Second, his political courage: David detests today’s political correctness as a new, undesirable and often state-enforced morality, and is happy to challenge it head-on.

 

He values our Judeo-Christian heritage and wants to see more quality church schools built. He has damned Ofsted as a swamp that needs draining. When the government watchdog censured an Orthodox Jewish primary school for not teaching its young children about gay and transgender issues, he criticised this instrument of the educational establishment as “part of the red blob which is pushing cultural Marxism”.

 

David reckons that no further Islamic schools should be opened if they are connected to Wahhabi, Salafi or Deobandi fundamentalist sects.
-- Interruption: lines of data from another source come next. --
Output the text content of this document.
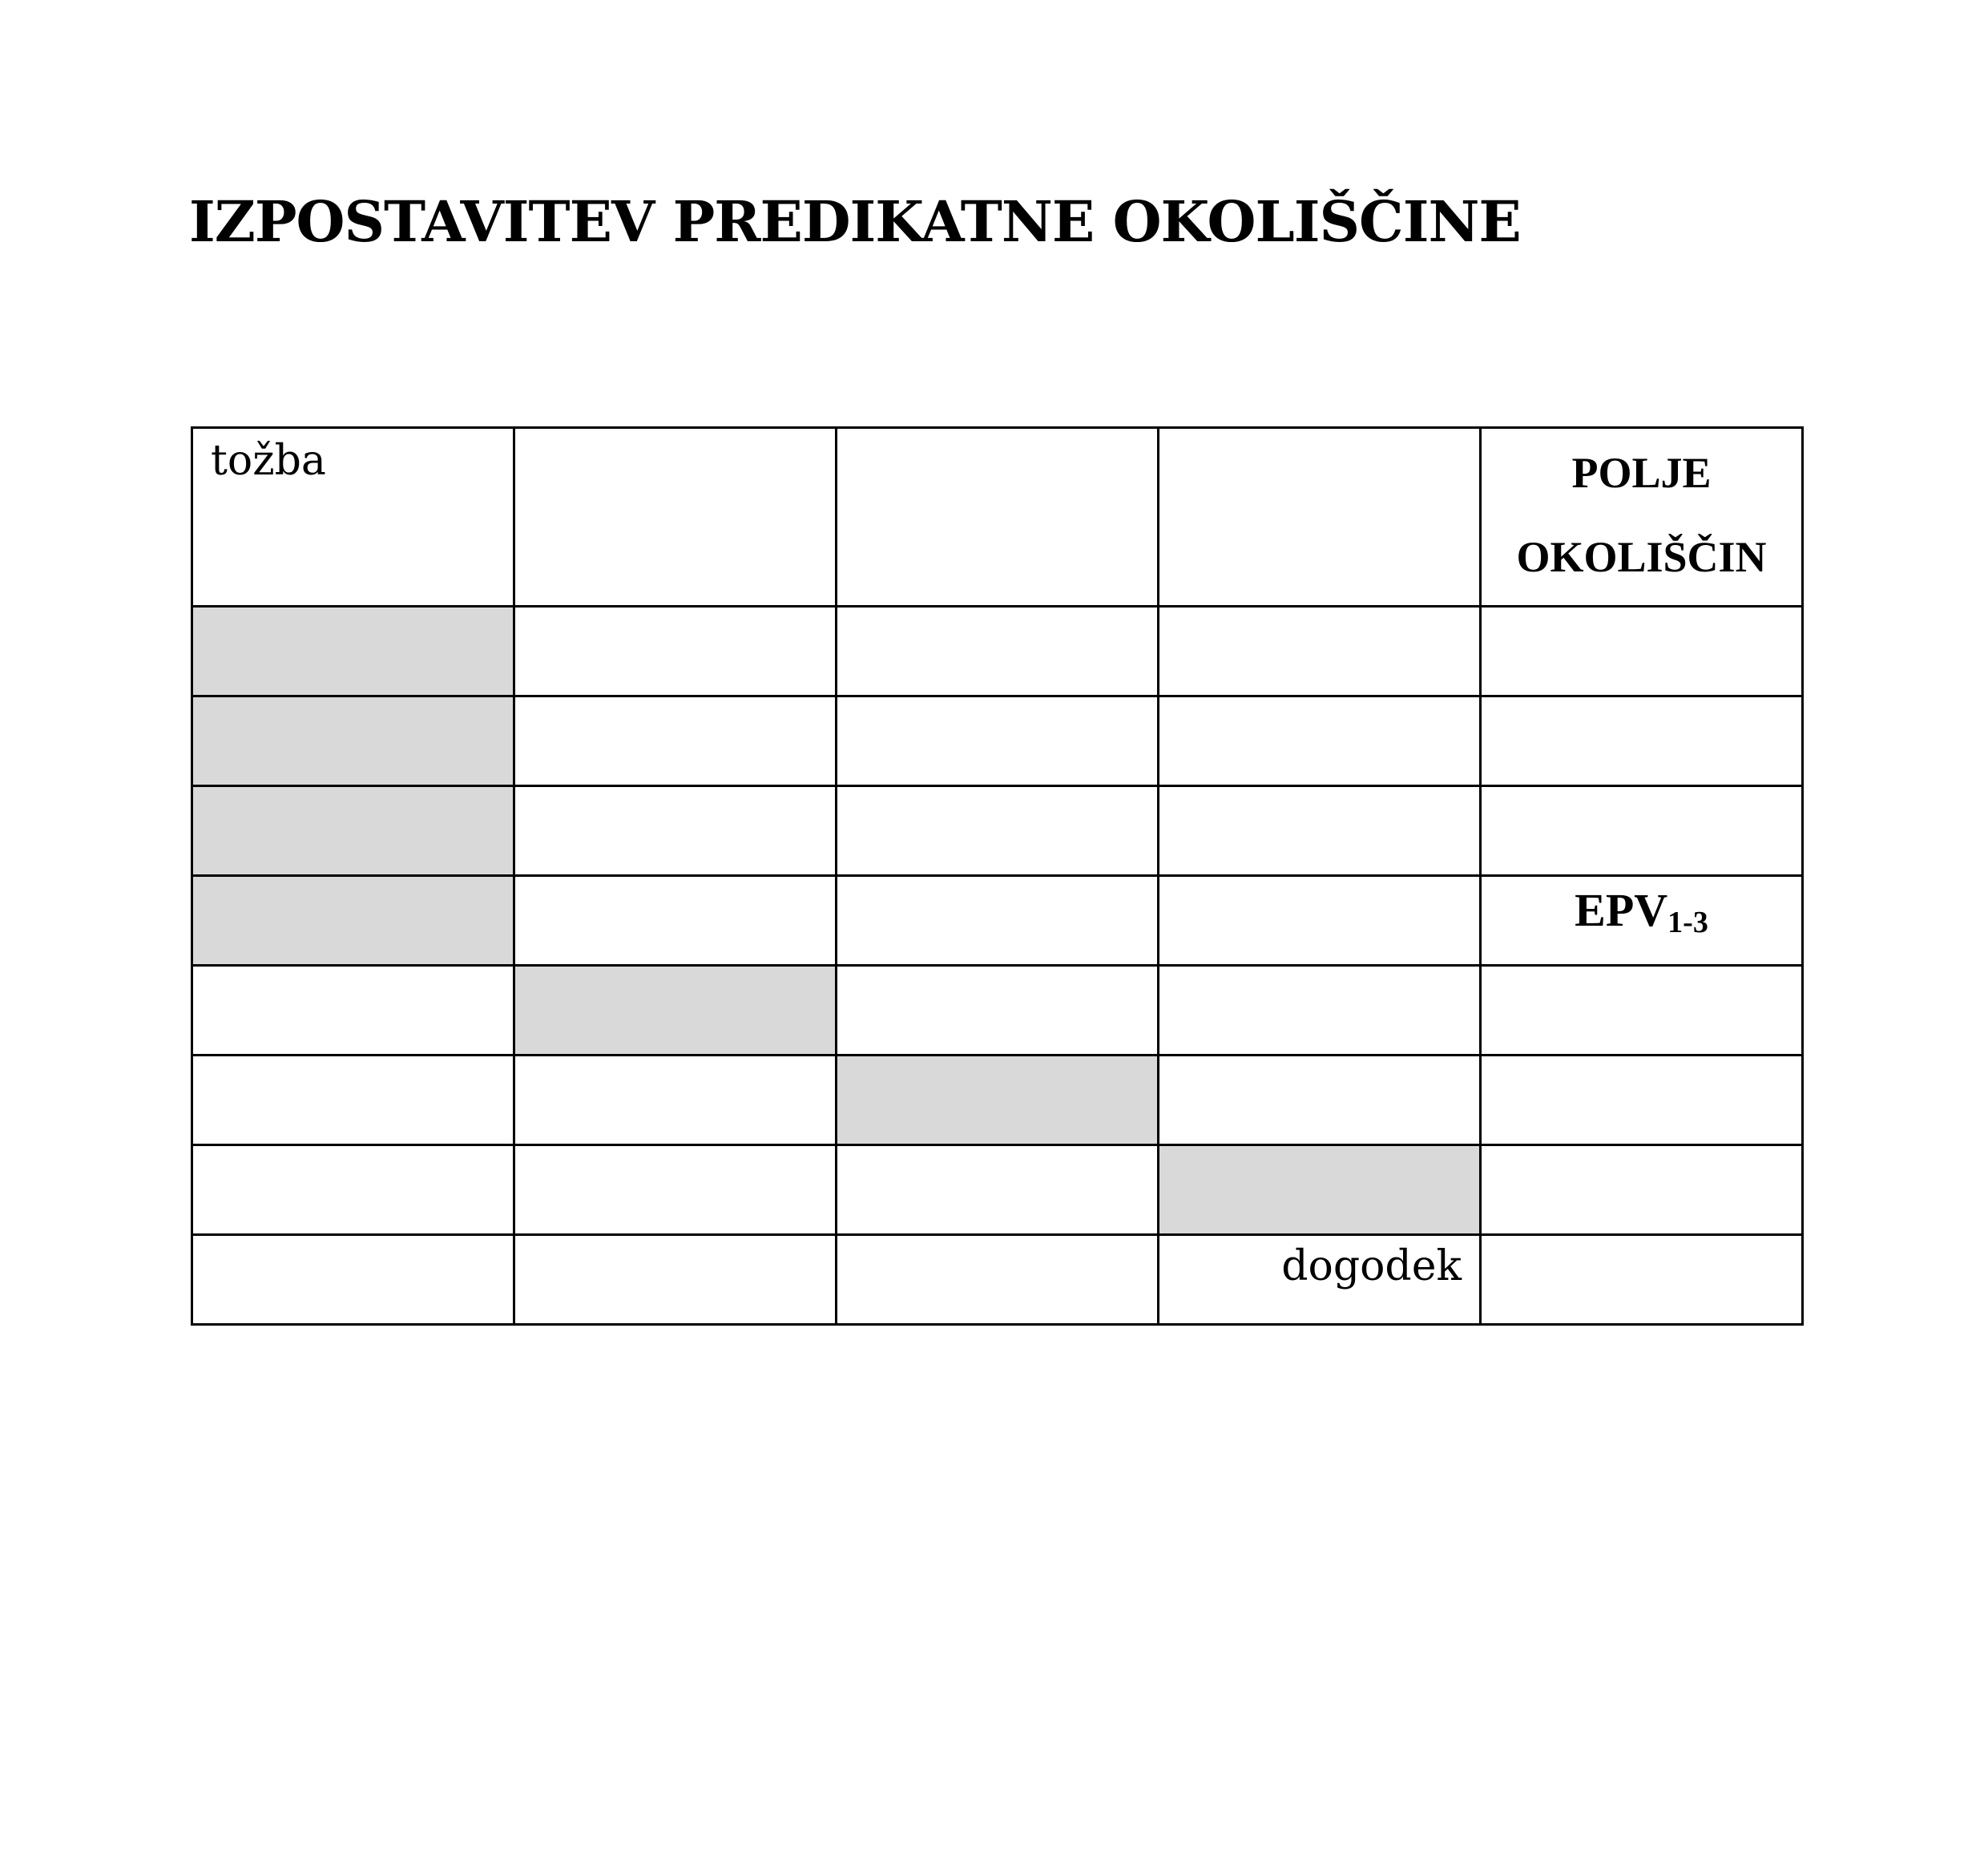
IZPOSTAVITEV PREDIKATNE OKOLIŠČINE
tožba				POLJE
OKOLIŠČIN

				$EPV_{1-3}$

			dogodek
Schools that teach children hostile concepts such as taqiyya (deception), aggressive jihad or that Britain is dar al-harb (territory of war) should be closed down too.

 

Radically, he wants to abolish the Equality and Human Rights Commission and return its responsibilities to Parliament. He reckons this unaccountable unelected quango has become a socially divisive body which unfairly privileges some ‘protected’ groups rather than fairly mandating equal treatment for all.

 

Third, his desire for excellence: ‘Excellence in everything’ is David’s motivation. For instance he wants excellence in the internal organisation and management of UKIP (of which more below) and has demanded excellence in education at all levels.

 

To achieve the latter, he has called for a complete overhaul of schooling and the implementation of a tri-partite system, with grammar schools for the academically talented, technical schools for those with practical and vocational skills, and general schools to ensure all children have the employability qualities necessary to succeed in the world of work.
Children are our future and we must provide them with top quality education in order to compete in the world post-Brexit. We also must become self-sufficient in skills so that, once we end mass immigration and regain control of our borders, we won’t still need immigrant labour from the EU and elsewhere.

 

Fourth, David’s defence of freedom: Freedom of speech and conscience are fundamental rights that have been eroded recently by the burgeoning concept of ‘hate speech’. People should be allowed to criticise differing beliefs – including religious beliefs such as the tenets of the Quran and Sharia law – and ideas without fear of being reported, suspended from work, dragged through the courts or receiving a criminal record.

 

David wants to change the definition of ‘hate speech’ so that it includes only incitement to violence.

 

He wants an end too to the ‘no platforming’ and provision of ‘safe spaces’ in universities and elsewhere for adults who should be more robust. Control of speech is totalitarian; freedom of speech is healthy and democratic.

 

Lastly, David’s thirst to rebirth UKIP: The party needs a new external role and direction. But it also needs desperately to move on from the internal organisational shambles we’ve experienced.
David is aware that one of the leader’s first key appointments is that of Chairman (or woman) of the party. Still open to suggestions, he is currently looking for someone who has proven management skills balanced with an ability to listen to, engage with and make a priority of grassroots members – who are the party’s lifeblood. He will instruct his appointee to spend the first six months out visiting the regions and branches, and to then create an efficient effective excellent organisation that is responsive to ordinary members.

 

David wants branches to be allowed to retain 20% of members’ annual UKIP subscription. This should help them prepare better for elections and motivate them to gain more supporters.

 

The NEC is constitutionally entrenched and difficult to reform. However, to get the NEC more in touch with the grassroots, David wants all Regional Chairmen to be invited to attend and participate in all NEC meetings, albeit at present without a vote.

 

For me, David is the man for UKIP’s leadership job. He’s the one who offers a radical and passionate vision for the party, and who has the backbone and guts to achieve it. We have one last chance to refocus the party and make it relevant again. You won’t regret joining me and voting for David Kurten.